I don't want to forget this skill of therapeutic listening and communication techniques because it improved my relationships with everyone at the time when I was consciously practicing the skill. I still need to practice. So, to help me recall what I've learned, I'm going to summarize it and share it with you today.
It's a useful technique to practice with family members and strangers alike, helps to resolve communication problems, improve relationships, and grow as a human being--listen deeply to what isn't stated.
STEP 1: LIMIT YOURSELF TO THESE THERAPEUTIC TECHNIQUES
Accepting EX: "It makes sense you feel that way" "That's understandable
Translate words into feelings EX: I'm way out in the ocean -->"You seem to feel lonely"
Encourage expressions of feelings EX: What are your feelings about that?"
Making Observations EX: "You sound angry" "You seem tense"
Validating perceptions EX: "This is what I heard you say...Is that right?
Verbalize the implied EX: Are you feeling no one understands?
Silence (With Empathy)
Active Listening (Be aware of your posture/nonverbal cues)
Brief Disclosure followed by return to client's issues
Broad Openings EX: What would you like to talk about today?
Clarifying EX: I'm not sure I understand...Help me to understand?
Encourage Comparison EX: Have you had similar experience before?
Focusing EX: Let's foucs on your feelings rather than your husbands"
Forming a plan of action EX: How might you handle it differently in the future?
Offering self EX: I'm interested in what you think.
Open ended questions EX: Tell me about your family
Paraphrasing EX: So far we've discussed...
Reflecting EX: I think I should tell her BETTER: Do you think you should tell her?
Voicing Doubt EX: "I'm not sure that's possible. From my experience..."
STEP 2: AVOID!!! AVOID!! NONTHERAPEUTIC TECHNIQUES
Agreeing/Disagreeing EX: You made the right decision.Better: "How do you feel about it?
All knowing EX: I understand how you feel Better: It makes sense you feel that way.
Belittling Expressed feelings EX: Everybody gets down in the dump sometimes BETTER: You seem upset. Tell me.."
Challenging EX: You didn't mean to say that! BETTER: You must have been upset to say that!
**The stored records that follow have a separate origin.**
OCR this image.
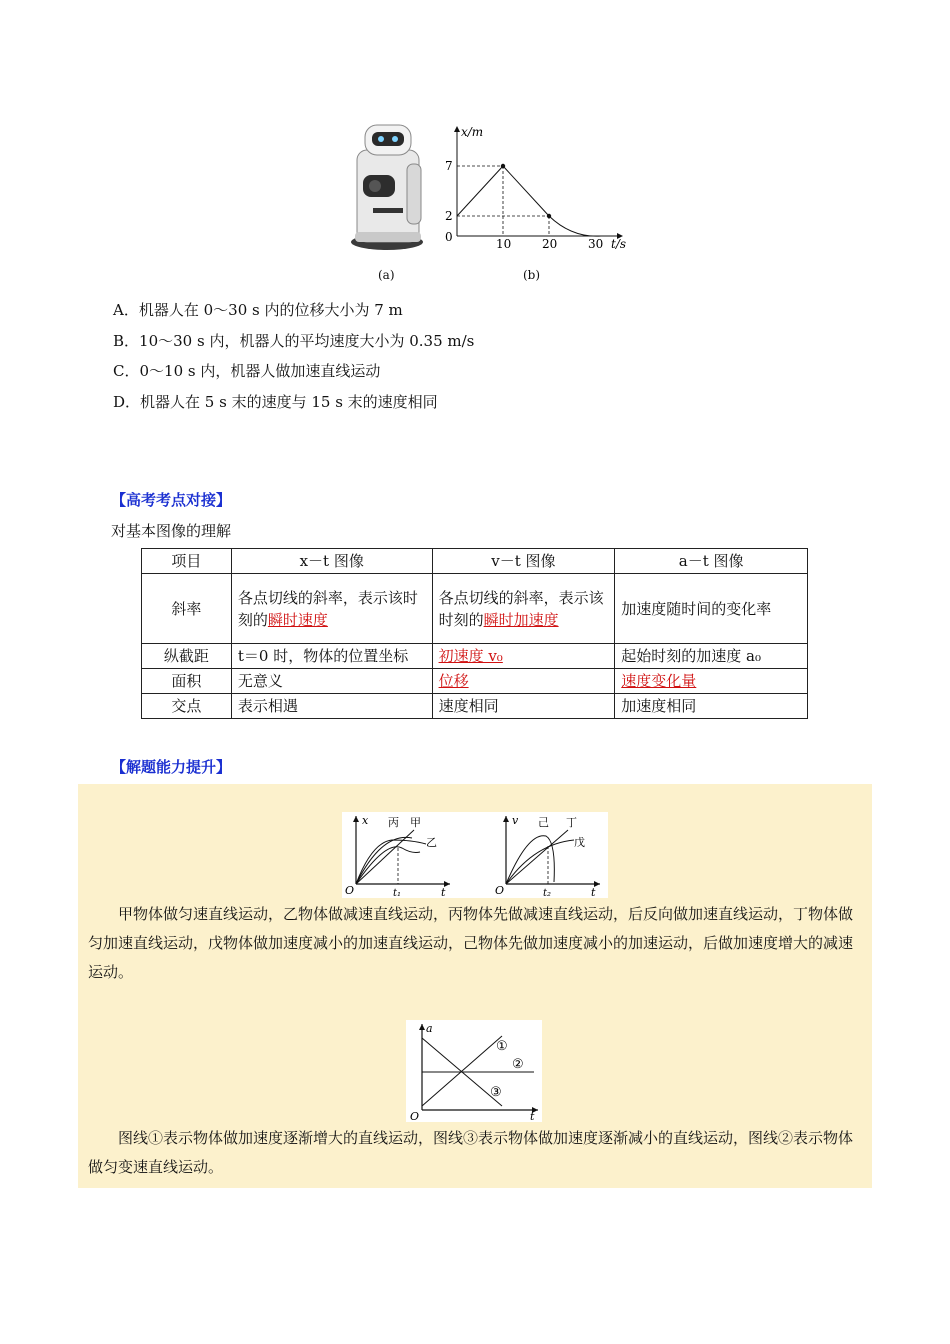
(a)	(b)
x/m
t/s
0	10	20	30
7
2
A．机器人在 0～30 s 内的位移大小为 7 m
B．10～30 s 内，机器人的平均速度大小为 0.35 m/s
C．0～10 s 内，机器人做加速直线运动
D．机器人在 5 s 末的速度与 15 s 末的速度相同
【高考考点对接】
对基本图像的理解
项目	x－t 图像	v－t 图像	a－t 图像
斜率	各点切线的斜率，表示该时刻的瞬时速度	各点切线的斜率，表示该时刻的瞬时加速度	加速度随时间的变化率
纵截距	t＝0 时，物体的位置坐标	初速度 v₀	起始时刻的加速度 a₀
面积	无意义	位移	速度变化量
交点	表示相遇	速度相同	加速度相同
【解题能力提升】
O
x
t
t₁
丙 甲
乙
O
v
t
t₂
己 丁
戊
甲物体做匀速直线运动，乙物体做减速直线运动，丙物体先做减速直线运动，后反向做加速直线运动，丁物体做匀加速直线运动，戊物体做加速度减小的加速直线运动，己物体先做加速度减小的加速运动，后做加速度增大的减速运动。
O
a
t
①
②
③
图线①表示物体做加速度逐渐增大的直线运动，图线③表示物体做加速度逐渐减小的直线运动，图线②表示物体做匀变速直线运动。
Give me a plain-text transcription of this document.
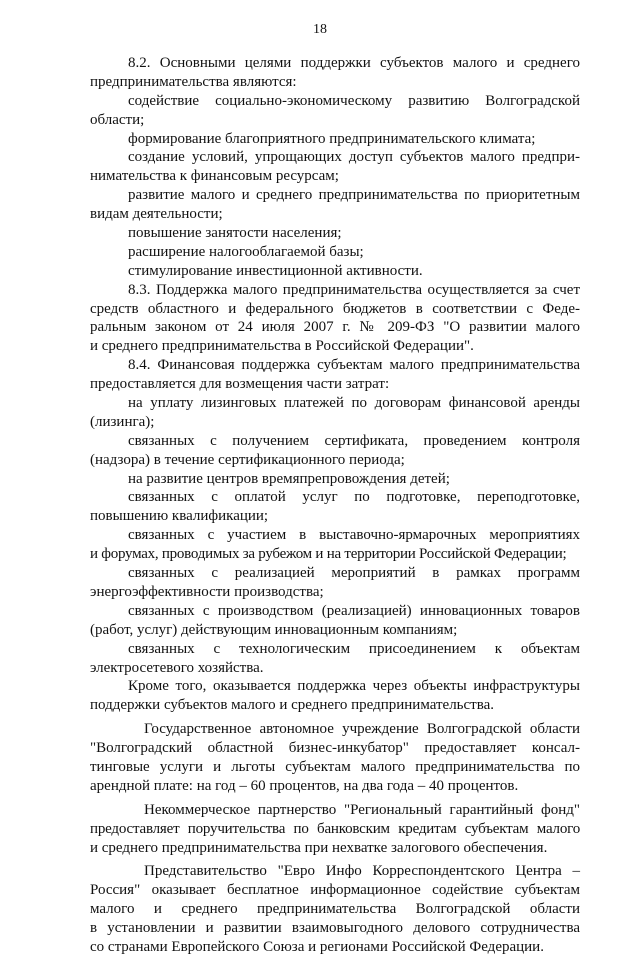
18
8.2. Основными целями поддержки субъектов малого и среднего
предпринимательства являются:
содействие социально-экономическому развитию Волгоградской
области;
формирование благоприятного предпринимательского климата;
создание условий, упрощающих доступ субъектов малого предпри-
нимательства к финансовым ресурсам;
развитие малого и среднего предпринимательства по приоритетным
видам деятельности;
повышение занятости населения;
расширение налогооблагаемой базы;
стимулирование инвестиционной активности.
8.3. Поддержка малого предпринимательства осуществляется за счет
средств областного и федерального бюджетов в соответствии с Феде-
ральным законом от 24 июля 2007 г. № 209-ФЗ "О развитии малого
и среднего предпринимательства в Российской Федерации".
8.4. Финансовая поддержка субъектам малого предпринимательства
предоставляется для возмещения части затрат:
на уплату лизинговых платежей по договорам финансовой аренды
(лизинга);
связанных с получением сертификата, проведением контроля
(надзора) в течение сертификационного периода;
на развитие центров времяпрепровождения детей;
связанных с оплатой услуг по подготовке, переподготовке,
повышению квалификации;
связанных с участием в выставочно-ярмарочных мероприятиях
и форумах, проводимых за рубежом и на территории Российской Федерации;
связанных с реализацией мероприятий в рамках программ
энергоэффективности производства;
связанных с производством (реализацией) инновационных товаров
(работ, услуг) действующим инновационным компаниям;
связанных с технологическим присоединением к объектам
электросетевого хозяйства.
Кроме того, оказывается поддержка через объекты инфраструктуры
поддержки субъектов малого и среднего предпринимательства.
Государственное автономное учреждение Волгоградской области
"Волгоградский областной бизнес-инкубатор" предоставляет консал-
тинговые услуги и льготы субъектам малого предпринимательства по
арендной плате: на год – 60 процентов, на два года – 40 процентов.
Некоммерческое партнерство "Региональный гарантийный фонд"
предоставляет поручительства по банковским кредитам субъектам малого
и среднего предпринимательства при нехватке залогового обеспечения.
Представительство "Евро Инфо Корреспондентского Центра –
Россия" оказывает бесплатное информационное содействие субъектам
малого и среднего предпринимательства Волгоградской области
в установлении и развитии взаимовыгодного делового сотрудничества
со странами Европейского Союза и регионами Российской Федерации.
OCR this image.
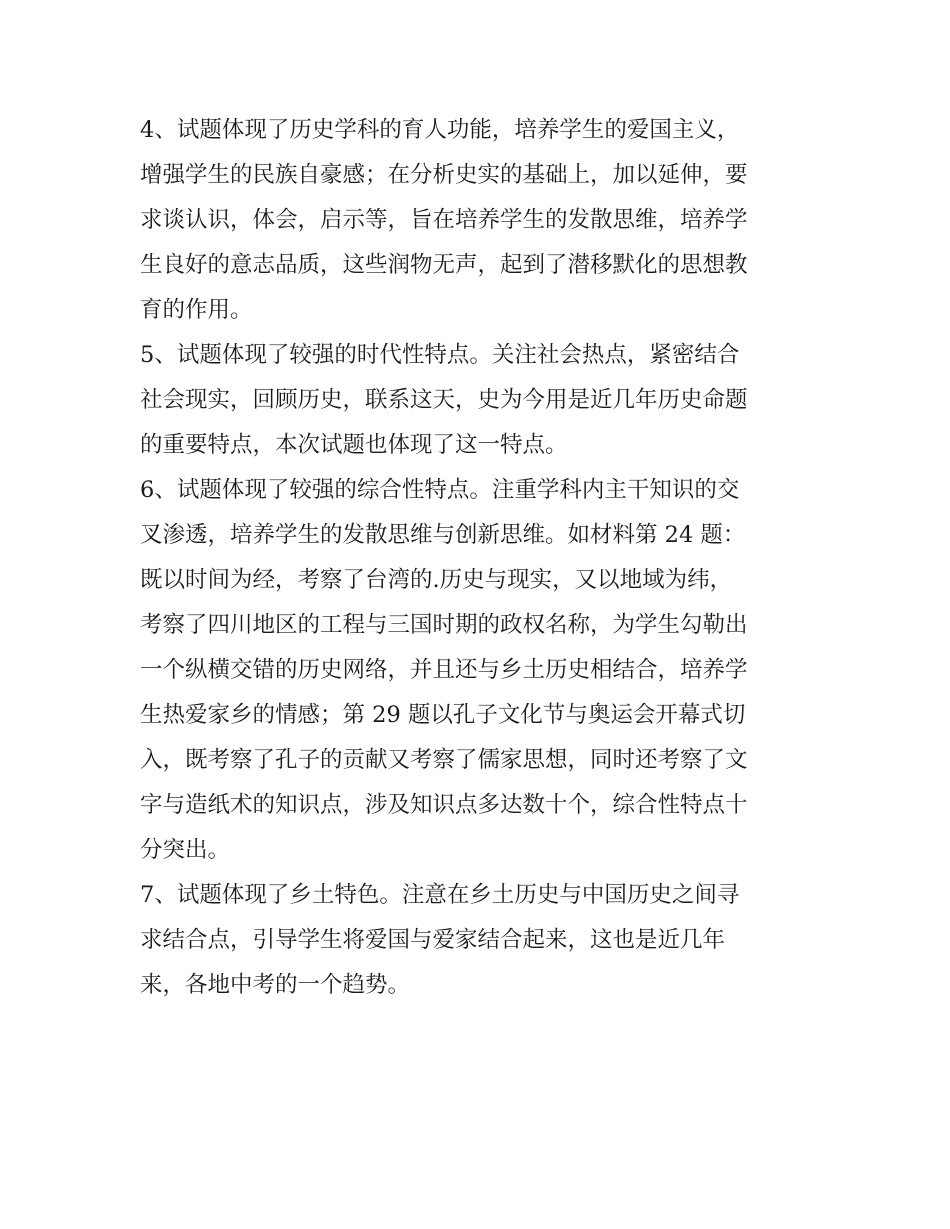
4、试题体现了历史学科的育人功能，培养学生的爱国主义，
增强学生的民族自豪感；在分析史实的基础上，加以延伸，要
求谈认识，体会，启示等，旨在培养学生的发散思维，培养学
生良好的意志品质，这些润物无声，起到了潜移默化的思想教
育的作用。
5、试题体现了较强的时代性特点。关注社会热点，紧密结合
社会现实，回顾历史，联系这天，史为今用是近几年历史命题
的重要特点，本次试题也体现了这一特点。
6、试题体现了较强的综合性特点。注重学科内主干知识的交
叉渗透，培养学生的发散思维与创新思维。如材料第 24 题：
既以时间为经，考察了台湾的.历史与现实，又以地域为纬，
考察了四川地区的工程与三国时期的政权名称，为学生勾勒出
一个纵横交错的历史网络，并且还与乡土历史相结合，培养学
生热爱家乡的情感；第 29 题以孔子文化节与奥运会开幕式切
入，既考察了孔子的贡献又考察了儒家思想，同时还考察了文
字与造纸术的知识点，涉及知识点多达数十个，综合性特点十
分突出。
7、试题体现了乡土特色。注意在乡土历史与中国历史之间寻
求结合点，引导学生将爱国与爱家结合起来，这也是近几年
来，各地中考的一个趋势。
Changing the topic EX: I don't have anything to live for-->STAY with the feeling/explore
Close ended questions
Defending EX: Nobody would lie to you. BETTER: Let's clarify
Giving advice EX: "I think you should" BETTER: What do you think you could do?
Imposing personal values
Inappropriate self disclosure EX: When someone tells you their story, you tell them a worse personal story. BETTER: No disclosure, translate words into feelings
Leading question EX: Do you drink because you're depressed BETTER: Tell me what you're feeling when you need a drink
Parroting EX: Frequently repeating what someone is saying to a point of annoyance
Patronizing EX: Come on honey, eat this. This is yummy food. BETTER: May I help you with your meal?
Probing EX: Tell me how you feel about your mother now that she's dead
Rejecting EX: I dont want to hear about that. BETTER: Let's look at it a little more closely
Requesting an explanation EX: Why did you do that? BETTER: Tell me about your feelings before that happened
Cliches/Stereotyped comments EX: Everything will be fine BETTER: This was really bad news
Using denial EX: Of course you're somebody. Everyone is! BETTER: You're feeling that no one cares?
STEP 3: RECORD THE CONVERSATION PROCESS-->Spend a few hours going through the conversation. Look at the conversation and analyze the verbal/non-verbal cues and give yourself points for when you use only Therapeutic Listening. Also analyze when and why you used nontherapeutic listening and Avoid it next time.
ADDITIONAL USEFUL STEPS: To begin to understand where someone else is in the continuum of human experiences, look over Erikson's psychosocial stages. Here's a handy dandy chart.
Finally, you're ready to start classifying disorders. Invest in DSM-V. You'll start diagnosing everyone. Literally, everyone!
Grim, T.(2014). N477--Psychiatric Mental Health Concepts for Broad Clinical Application. UNC-Chapel Hill.